Nous trouvons aussi ce qui manque peut-être le plus au prestige des exploitations Chiliennes : de véritables caves ! Où on laisse les bouteilles vieillir. On pourrait presque se croire dans un château à Aloxe Corton.
Les barriques de vieillissement en bois Français (95%) ou Californien (5%) sont pour leur part stockées dans des bâtiments anciens qui ne sont pas des caves. L’isolation d’époque est néanmoins suffisante pour conserver le vin à bonne température malgré la chaleur extérieure. On ne trouve donc pas ici les salles climatisées remplies de barriques que l’on voyait au Chili, mais le procédé d’humidification est quant à lui bien présent. Il permet d’éviter le dessèchement du bois et donc d’en préserver son étanchéité.
C’est lors de notre visite de Terrazas de los Andes que nous découvrons le Torrontes. C'est le cépage blanc emblématique de l’Argentine, tout comme le Malbec est le porte-étendard du vin rouge. Ce cépage donne un vin pale très aromatique, c’en est même surprenant. Il s'épanouit surtout en altitude (jusqu’à 1700m), tant que les automnes doux permettent une bonne maturité. Le vent frais, et un sol aride très exposé au soleil lui conviennent parfaitement. Il trouve un terrain particulièrement propice à son développement en la province de Salta, et plus particulièrement autour de Cafayate.
Nous sommes passés quelques semaines plus tard dans cette région où effectivement les vignes de Torrontes s’étendent à perte de vue. Ce cépage serait parent du cépage qu'on appelle au Chili Muscat d'Autriche et que l'on fait pousser à haut rendement pour produire du Pisco.

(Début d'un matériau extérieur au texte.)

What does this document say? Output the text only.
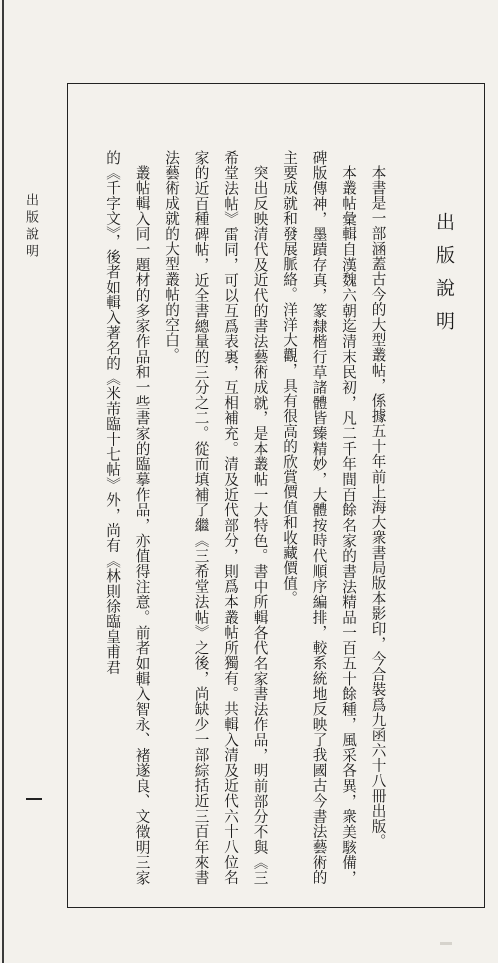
出版說明	出版說明
本書是一部涵蓋古今的大型叢帖，係據五十年前上海大衆書局版本影印，今合裝爲九函六十八冊出版。
本叢帖彙輯自漢魏六朝迄清末民初，凡二千年間百餘名家的書法精品一百五十餘種，風采各異，衆美駭備，碑版傳神，墨蹟存真，篆隸楷行草諸體皆臻精妙，大體按時代順序編排，較系統地反映了我國古今書法藝術的主要成就和發展脈絡。洋洋大觀，具有很高的欣賞價值和收藏價值。
突出反映清代及近代的書法藝術成就，是本叢帖一大特色。書中所輯各代名家書法作品，明前部分不與《三希堂法帖》雷同，可以互爲表裏，互相補充。清及近代部分，則爲本叢帖所獨有。共輯入清及近代六十八位名家的近百種碑帖，近全書總量的三分之二。從而填補了繼《三希堂法帖》之後，尚缺少一部綜括近三百年來書法藝術成就的大型叢帖的空白。
叢帖輯入同一題材的多家作品和一些書家的臨摹作品，亦值得注意。前者如輯入智永、褚遂良、文徵明三家的《千字文》，後者如輯入著名的《米芾臨十七帖》外，尚有《林則徐臨皇甫君
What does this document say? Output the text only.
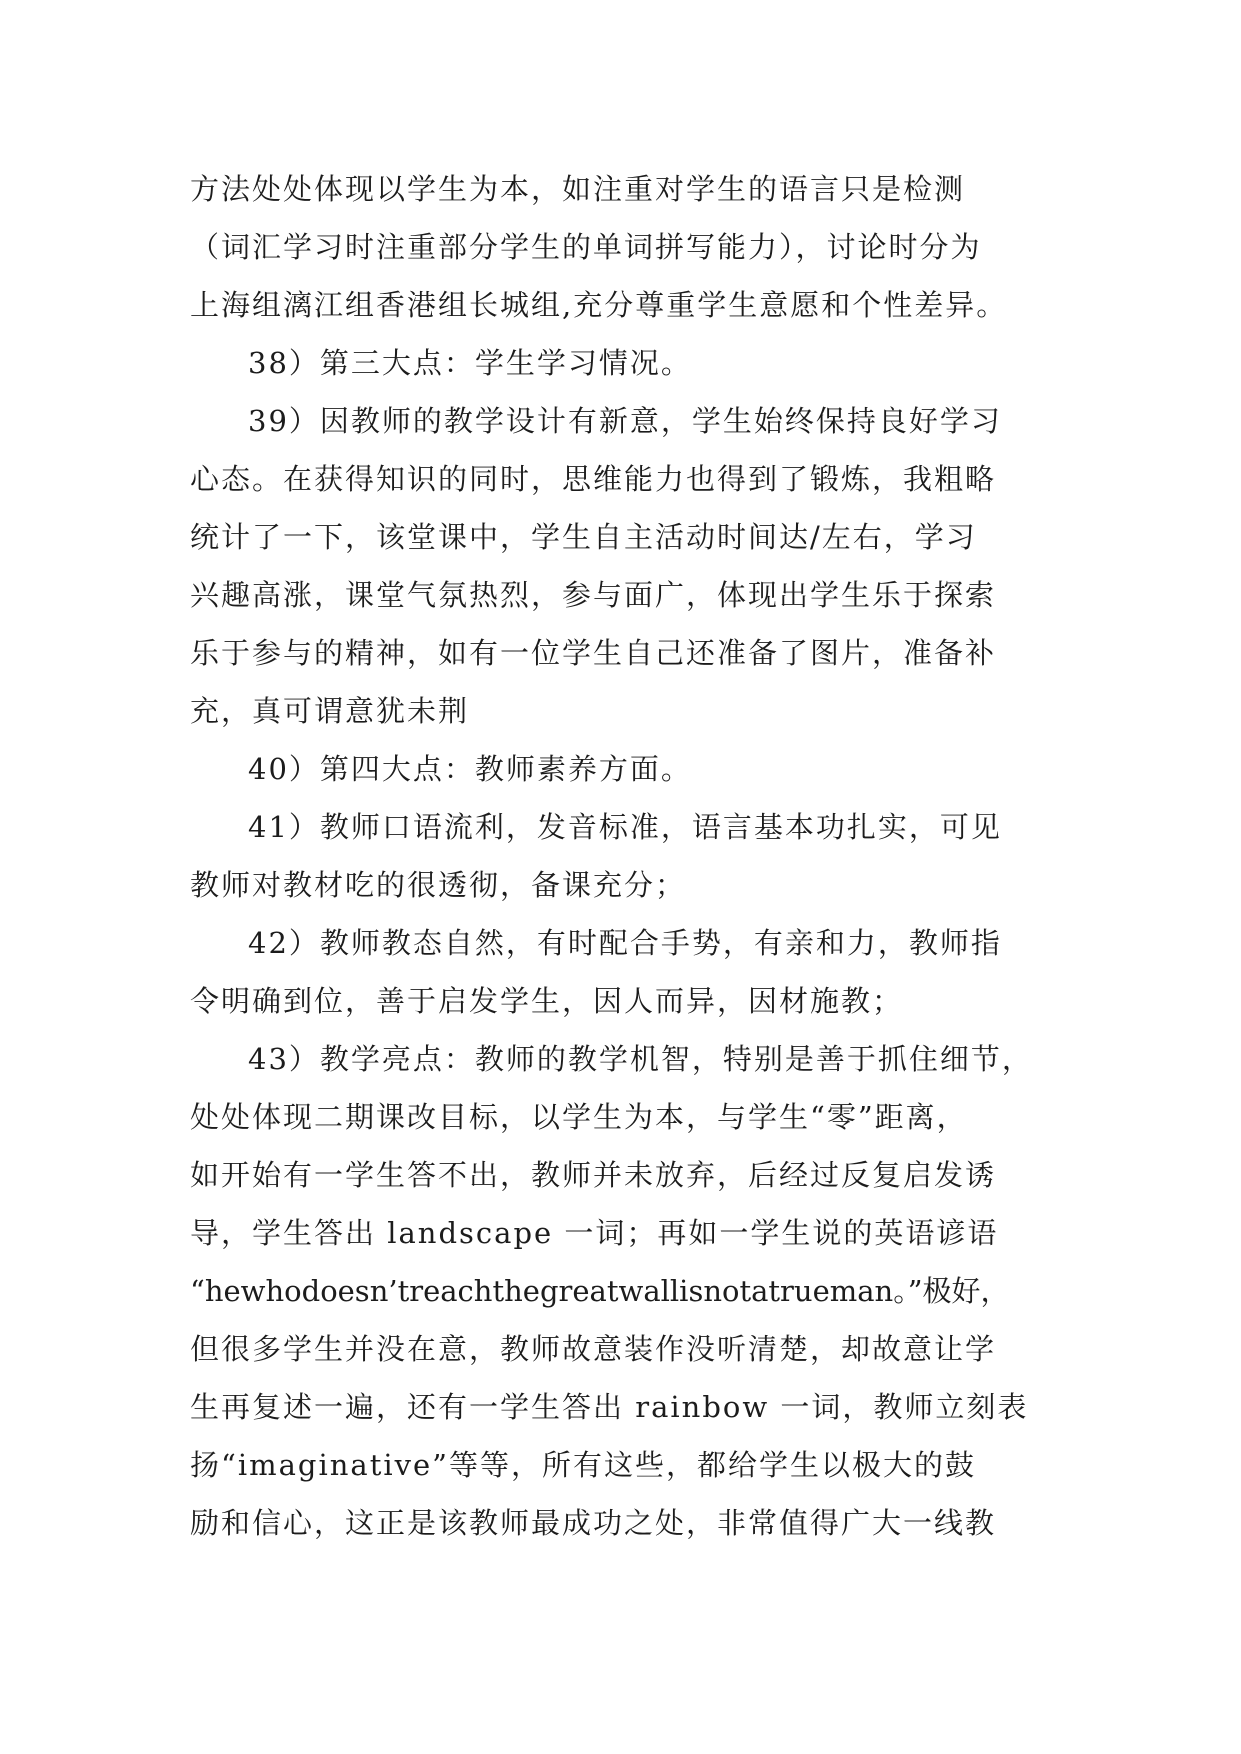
方法处处体现以学生为本，如注重对学生的语言只是检测
（词汇学习时注重部分学生的单词拼写能力），讨论时分为
上海组漓江组香港组长城组,充分尊重学生意愿和个性差异。
38）第三大点：学生学习情况。
39）因教师的教学设计有新意，学生始终保持良好学习
心态。在获得知识的同时，思维能力也得到了锻炼，我粗略
统计了一下，该堂课中，学生自主活动时间达/左右，学习
兴趣高涨，课堂气氛热烈，参与面广，体现出学生乐于探索
乐于参与的精神，如有一位学生自己还准备了图片，准备补
充，真可谓意犹未荆
40）第四大点：教师素养方面。
41）教师口语流利，发音标准，语言基本功扎实，可见
教师对教材吃的很透彻，备课充分；
42）教师教态自然，有时配合手势，有亲和力，教师指
令明确到位，善于启发学生，因人而异，因材施教；
43）教学亮点：教师的教学机智，特别是善于抓住细节，
处处体现二期课改目标，以学生为本，与学生“零”距离，
如开始有一学生答不出，教师并未放弃，后经过反复启发诱
导，学生答出 landscape 一词；再如一学生说的英语谚语
“hewhodoesn’treachthegreatwallisnotatrueman。”极好，
但很多学生并没在意，教师故意装作没听清楚，却故意让学
生再复述一遍，还有一学生答出 rainbow 一词，教师立刻表
扬“imaginative”等等，所有这些，都给学生以极大的鼓
励和信心，这正是该教师最成功之处，非常值得广大一线教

Cette boucle dans la région de Mendoza nous aura également fait découvrir chez Chandon la méthode de fabrication des vins effervescents, avec leur double fermentation et leur méthode spécifique d’extraction des levures. La première fermentation est la fermentation classique, qui est suivie d’un assemblage de cépages voir même de millésimes différents et permet ainsi d’obtenir un vin « calme ». La seconde fermentation se fait par ajout de sucre et de levure, ces dernières produisant du CO2 en transformant le sucre ajouté en alcool, ce qui est d’ailleurs formellement interdit dans la fabrication du vin. Lors de cette transformation apparaît un dépôt de levures mortes. Les bouteilles sont donc stockées la tête en bas, avec une inclinaison comprise entre 30 et 40°. Un remueur les tourne régulièrement afin d’accumuler le dépôt dans le goulot. Vient ensuite le dégorgement : on gèle le dépôt au niveau du goulot, on ouvre la bouteille et on expulse le glaçon emprisonnant les levures indésirables. Ceci est la méthode traditionnelle, également appelée « Méthode Champenoise », mais il en existe d’autres que nous aurons peut-être l’occasion de découvrir par la suite.
Ces deux jours terminent notre route des vins en Amérique du Sud. Nous reprendrons nos découvertes dans la Napa Valley aux Etats-Unis en Septembre.